MIPS code size strangeness

Eugene Grosbein eugen at grosbein.net
Mon Nov 21 11:18:28 UTC 2016


On 21.11.2016 05:18, Warner Losh wrote:
> On Sun, Nov 20, 2016 at 11:14 AM, Eugene Grosbein <eugen at grosbein.net> wrote:
>> Hi!
>>
>> I'm currently struggle trying to fit my FreeBSD 12/mips build into 8M flash available.
>> It used to fit with early 11.0-CURRENT and it has over megabyte overhead with 12.0-CURRENT.
>>
>> Large parts are /usr/bin and /usr/lib and I've found something very strange.
>> For example: /usr/lib/libprivateucl.so.1 has 136064 bytes for amd64
>> and it has 241560 bytes for mips.
>>
>> "nm -C -D --print-size --size-sort libprivateucl.so.1" shows the symbol "ucl_hash_replace"
>> has 330 bytes (0x14a) for amd64 and it has 25000 bytes (sic! 0x61a8) for mips.
>>
>> I understand that amd64 version is built with clang and MIPS code generated with gcc.
>> But why such large difference?
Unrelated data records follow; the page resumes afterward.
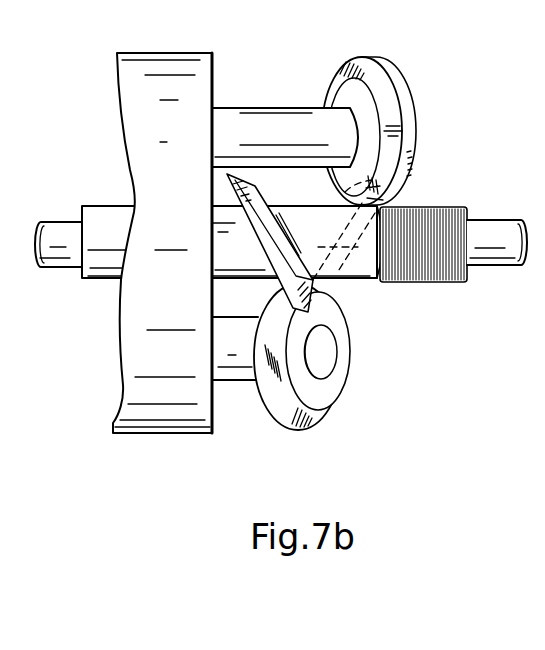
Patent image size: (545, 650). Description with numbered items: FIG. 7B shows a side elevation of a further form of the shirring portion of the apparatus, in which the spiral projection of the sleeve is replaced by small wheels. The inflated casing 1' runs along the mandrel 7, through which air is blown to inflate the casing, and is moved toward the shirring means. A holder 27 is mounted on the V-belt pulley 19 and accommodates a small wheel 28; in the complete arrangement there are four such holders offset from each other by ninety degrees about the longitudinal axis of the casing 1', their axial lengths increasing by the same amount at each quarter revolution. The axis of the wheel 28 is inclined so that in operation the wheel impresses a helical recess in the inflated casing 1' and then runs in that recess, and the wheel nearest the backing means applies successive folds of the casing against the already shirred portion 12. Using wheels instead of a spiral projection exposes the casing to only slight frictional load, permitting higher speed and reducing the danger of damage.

The V-belt pulley 19 is at (148, 62).
The holder 27 is at (270, 118).
The small wheel 28 is at (388, 83).
The inflated casing 1' is at (206, 213).
The shirred portion of the casing 12 is at (455, 210).
The mandrel 7 is at (497, 265).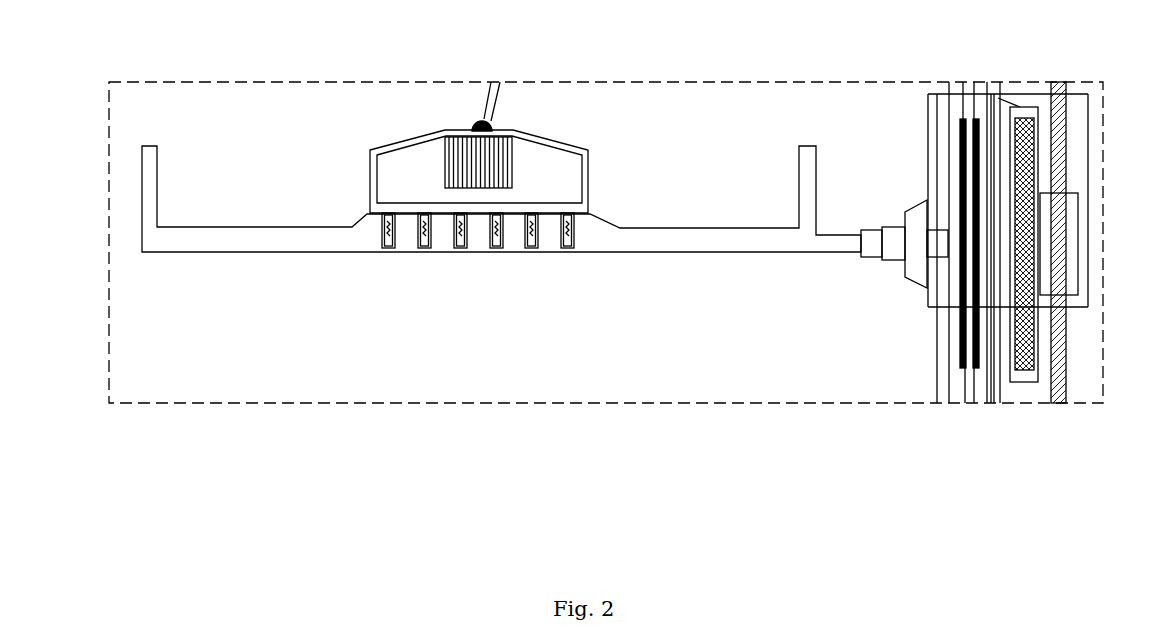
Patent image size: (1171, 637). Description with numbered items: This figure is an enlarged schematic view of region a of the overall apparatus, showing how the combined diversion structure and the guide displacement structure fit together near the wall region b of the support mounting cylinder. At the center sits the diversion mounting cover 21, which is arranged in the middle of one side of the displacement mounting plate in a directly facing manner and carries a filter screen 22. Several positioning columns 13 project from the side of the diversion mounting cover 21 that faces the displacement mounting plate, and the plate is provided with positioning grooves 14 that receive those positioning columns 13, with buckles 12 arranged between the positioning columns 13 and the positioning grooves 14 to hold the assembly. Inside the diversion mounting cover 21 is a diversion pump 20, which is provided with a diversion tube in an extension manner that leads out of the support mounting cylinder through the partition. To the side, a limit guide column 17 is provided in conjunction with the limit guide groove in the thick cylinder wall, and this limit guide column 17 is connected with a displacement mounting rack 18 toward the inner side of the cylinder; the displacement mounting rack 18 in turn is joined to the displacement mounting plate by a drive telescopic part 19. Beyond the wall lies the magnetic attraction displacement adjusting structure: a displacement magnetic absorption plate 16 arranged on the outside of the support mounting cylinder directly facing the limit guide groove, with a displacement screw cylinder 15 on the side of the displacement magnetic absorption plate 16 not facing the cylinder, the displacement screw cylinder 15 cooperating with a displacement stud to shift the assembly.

The enlarged region a is at (160, 81).
The battery housing region b is at (1088, 137).
The buckle 12 is at (381, 228).
The positioning column 13 is at (384, 248).
The positioning groove 14 is at (425, 250).
The displacement screw cylinder 15 is at (1077, 250).
The displacement magnetic absorption plate 16 is at (1035, 105).
The limit guide column 17 is at (957, 120).
The displacement mounting rack 18 is at (915, 232).
The drive telescopic part 19 is at (873, 228).
The diversion pump 20 is at (445, 130).
The diversion mounting cover 21 is at (388, 145).
The filter screen 22 is at (370, 187).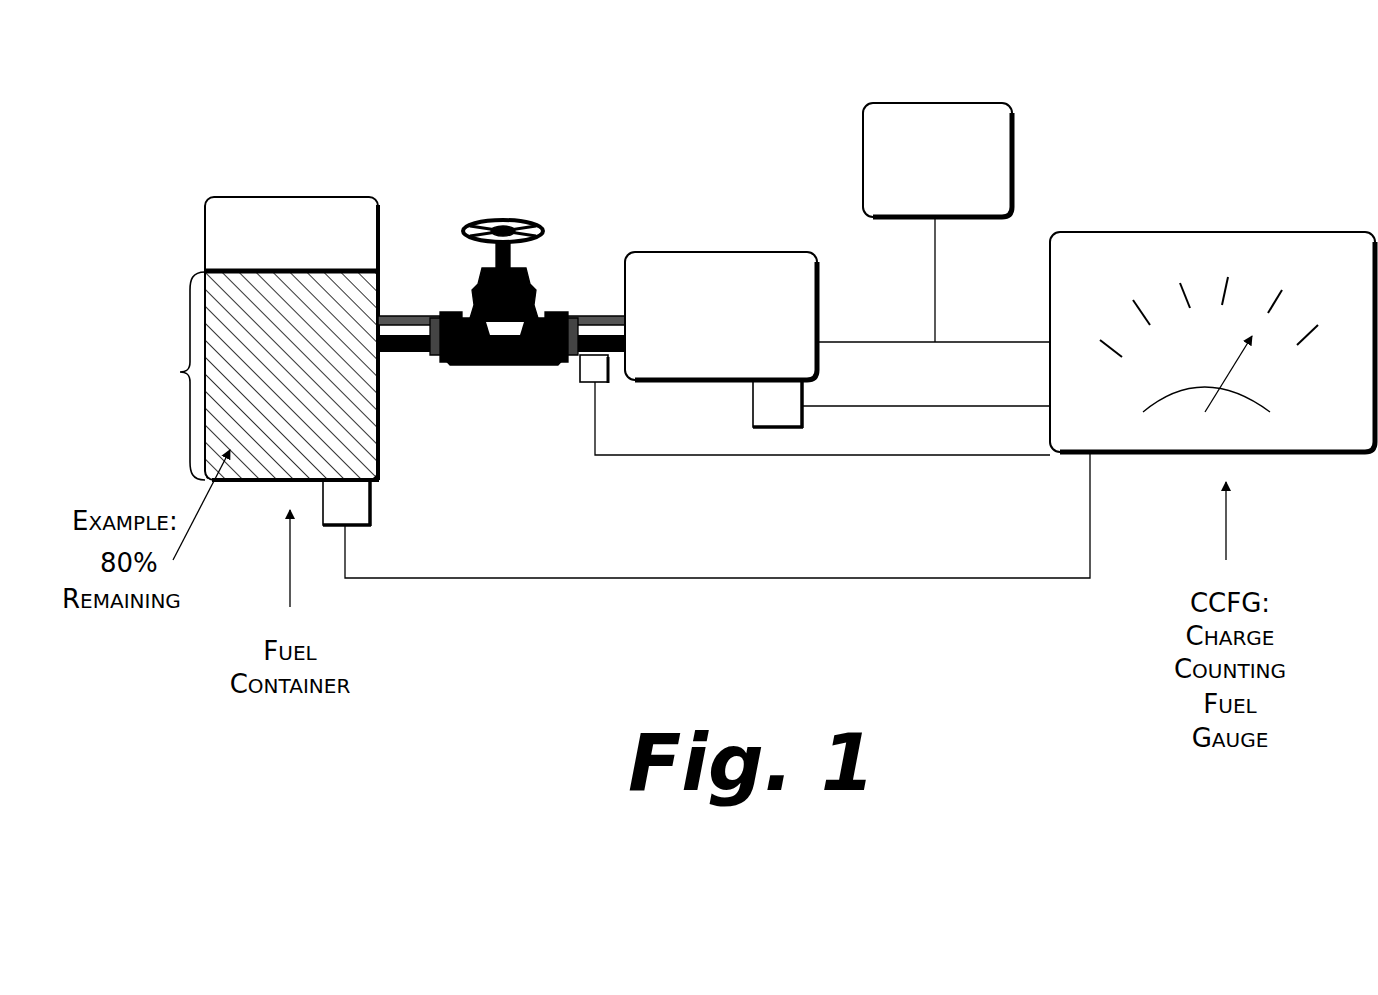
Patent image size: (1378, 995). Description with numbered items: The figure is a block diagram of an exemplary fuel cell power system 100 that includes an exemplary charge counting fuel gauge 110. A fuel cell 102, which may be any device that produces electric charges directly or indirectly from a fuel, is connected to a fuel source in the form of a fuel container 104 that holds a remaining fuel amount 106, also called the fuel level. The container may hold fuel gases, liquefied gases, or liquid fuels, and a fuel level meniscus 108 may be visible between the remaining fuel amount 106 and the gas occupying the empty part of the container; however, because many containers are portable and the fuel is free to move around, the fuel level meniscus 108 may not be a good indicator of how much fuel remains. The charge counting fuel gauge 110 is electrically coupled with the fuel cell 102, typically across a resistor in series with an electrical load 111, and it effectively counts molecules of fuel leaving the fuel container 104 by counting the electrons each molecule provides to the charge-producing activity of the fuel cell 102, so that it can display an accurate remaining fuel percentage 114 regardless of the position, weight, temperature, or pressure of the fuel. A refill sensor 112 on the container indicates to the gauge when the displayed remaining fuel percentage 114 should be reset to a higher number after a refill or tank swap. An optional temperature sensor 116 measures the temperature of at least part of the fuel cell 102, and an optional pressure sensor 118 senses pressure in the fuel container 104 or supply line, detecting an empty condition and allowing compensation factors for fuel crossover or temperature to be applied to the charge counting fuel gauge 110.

The fuel cell power system 100 is at (765, 62).
The fuel cell 102 is at (704, 359).
The fuel container 104 is at (292, 196).
The remaining fuel amount 106 is at (156, 382).
The fuel level meniscus 108 is at (250, 265).
The charge counting fuel gauge 110 is at (1212, 340).
The electrical load 111 is at (921, 188).
The refill sensor 112 is at (362, 511).
The remaining fuel percentage 114 is at (1262, 442).
The temperature sensor 116 is at (768, 410).
The pressure sensor 118 is at (590, 379).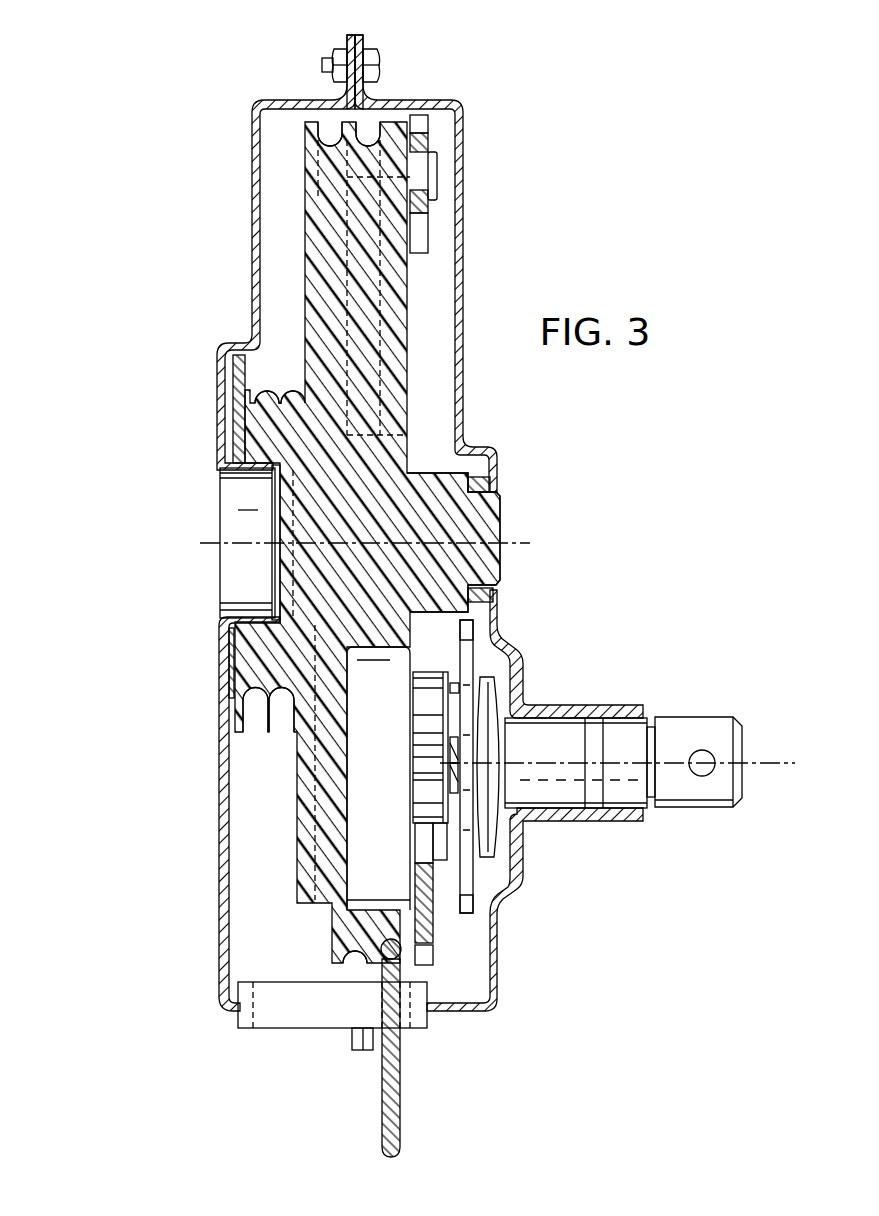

In no way such small function ucl_hash_replace()
>> should expand to 25000 machine code bytes.
>>
>> I suspect other parts of code may have this problem too.
> 
> Keep in mind that FreeBSD uses clang for amd64, which is quite good at
> code generation, while we still have to use an ancient version of gcc
> for mips, which is known to produce kinda crappy code for mips. To
> know for sure, you'll need to look at the code.

C code is pretty small and simple. How do I disassemble MIPS machine code?

Is it possible to build FreeBSD12/mips with something more modern like gcc6, perhaps?